Published: Tuesday, March 24 2009 12:00 a.m. MDT

SANDY — A pair of council members here wants to allow city employees to share their health-care benefits with domestic partners.

Councilman Scott Cowdell is leading the effort, saying that expanding the current benefits package could help all kinds of families during this time of economic recession and rampant layoffs.

He and Councilwoman Linda Martinez-Saville have asked outside consultants and city staff to study the potential costs involved.

Cowdell, first elected in 1988, has been interested in the issue for years, he said. His role as a branch president for The Church of Jesus Christ of Latter-day Saints in a local seniors' home reminds him regularly how hard life can be for the uninsured, he said. Older people often have to sell everything they own just for basic care.

In 2006, Salt Lake City approved domestic partner benefits for its employees, giving Cowdell hope, he said. The Salt Lake County Council approved "adult designee" benefits for municipal employees in February.

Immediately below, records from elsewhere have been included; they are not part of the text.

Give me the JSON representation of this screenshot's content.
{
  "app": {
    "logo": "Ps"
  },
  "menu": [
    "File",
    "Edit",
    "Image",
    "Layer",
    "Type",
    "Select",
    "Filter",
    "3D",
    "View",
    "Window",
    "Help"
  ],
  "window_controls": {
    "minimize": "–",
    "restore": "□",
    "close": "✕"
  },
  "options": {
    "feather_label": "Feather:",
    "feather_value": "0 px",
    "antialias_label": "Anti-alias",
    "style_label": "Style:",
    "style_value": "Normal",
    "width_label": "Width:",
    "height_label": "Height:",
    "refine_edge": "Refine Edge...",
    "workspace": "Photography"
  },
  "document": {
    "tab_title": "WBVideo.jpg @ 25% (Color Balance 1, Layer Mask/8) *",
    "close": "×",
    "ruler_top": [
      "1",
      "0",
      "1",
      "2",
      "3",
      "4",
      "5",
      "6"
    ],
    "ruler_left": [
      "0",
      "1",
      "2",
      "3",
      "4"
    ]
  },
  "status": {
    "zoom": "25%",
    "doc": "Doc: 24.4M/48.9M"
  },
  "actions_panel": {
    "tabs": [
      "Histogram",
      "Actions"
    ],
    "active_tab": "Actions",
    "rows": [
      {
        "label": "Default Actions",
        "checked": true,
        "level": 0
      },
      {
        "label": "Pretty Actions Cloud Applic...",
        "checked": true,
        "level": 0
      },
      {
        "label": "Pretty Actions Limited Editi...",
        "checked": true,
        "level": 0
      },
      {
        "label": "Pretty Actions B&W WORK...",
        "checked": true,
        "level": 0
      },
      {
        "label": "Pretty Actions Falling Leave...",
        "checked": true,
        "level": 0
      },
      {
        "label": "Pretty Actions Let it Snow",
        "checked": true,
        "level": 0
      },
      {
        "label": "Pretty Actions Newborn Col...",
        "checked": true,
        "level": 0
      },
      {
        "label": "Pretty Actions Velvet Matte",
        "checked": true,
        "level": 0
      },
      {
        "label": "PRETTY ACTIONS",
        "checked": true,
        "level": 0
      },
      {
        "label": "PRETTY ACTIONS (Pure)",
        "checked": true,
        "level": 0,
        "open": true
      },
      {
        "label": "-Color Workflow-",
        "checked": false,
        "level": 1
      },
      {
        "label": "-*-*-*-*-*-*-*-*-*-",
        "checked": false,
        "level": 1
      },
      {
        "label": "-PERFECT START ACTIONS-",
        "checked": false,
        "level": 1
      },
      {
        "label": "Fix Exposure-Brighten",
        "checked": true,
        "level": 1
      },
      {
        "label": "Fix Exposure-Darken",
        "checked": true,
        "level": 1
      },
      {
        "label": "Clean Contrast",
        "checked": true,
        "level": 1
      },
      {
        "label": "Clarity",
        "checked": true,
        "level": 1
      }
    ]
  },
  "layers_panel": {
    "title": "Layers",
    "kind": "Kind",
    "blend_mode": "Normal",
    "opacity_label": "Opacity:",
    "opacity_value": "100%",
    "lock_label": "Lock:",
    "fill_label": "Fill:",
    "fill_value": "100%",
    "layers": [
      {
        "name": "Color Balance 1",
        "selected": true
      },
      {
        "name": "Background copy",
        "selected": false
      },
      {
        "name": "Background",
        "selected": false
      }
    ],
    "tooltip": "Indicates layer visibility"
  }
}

"That's why I brought it up," Cowdell said. "I wanted to see their restrictions, how they wrote it up. … There must be a way they're doing it."

Martinez-Saville hopes providing benefits to unmarried adults will primarily benefit parents and their adult children or relatives.

"We've been talking about this for a year now," she said. "I'm so glad it's coming back, especially with the economy."

Cowdell acknowledged that the policy would help gay and lesbian couples living under the same roof.

"Homosexuals and lesbians have health issues also," he said. "I think we are our brothers' keepers, right, and so we should be concerned about people and not their orientation. We should be concerned about their health care and their quality of life."

Both Cowdell and Martinez-Saville said the majority of employees using the proposed insurance change aren't gay or lesbian but mixed-generation family members.

Sandy Councilman Bryant Anderson is interested in studying the issue but said he would want benefits only for traditional families.

"I'm pretty cautious about creating situations where a lot more money is being committed outside of normal family relationships," he said. "Family stability is my biggest concern about it, and I guess the (cost to the city) would be secondary."

Anderson said the traditional family should be protected, even if many such families are dysfunctional.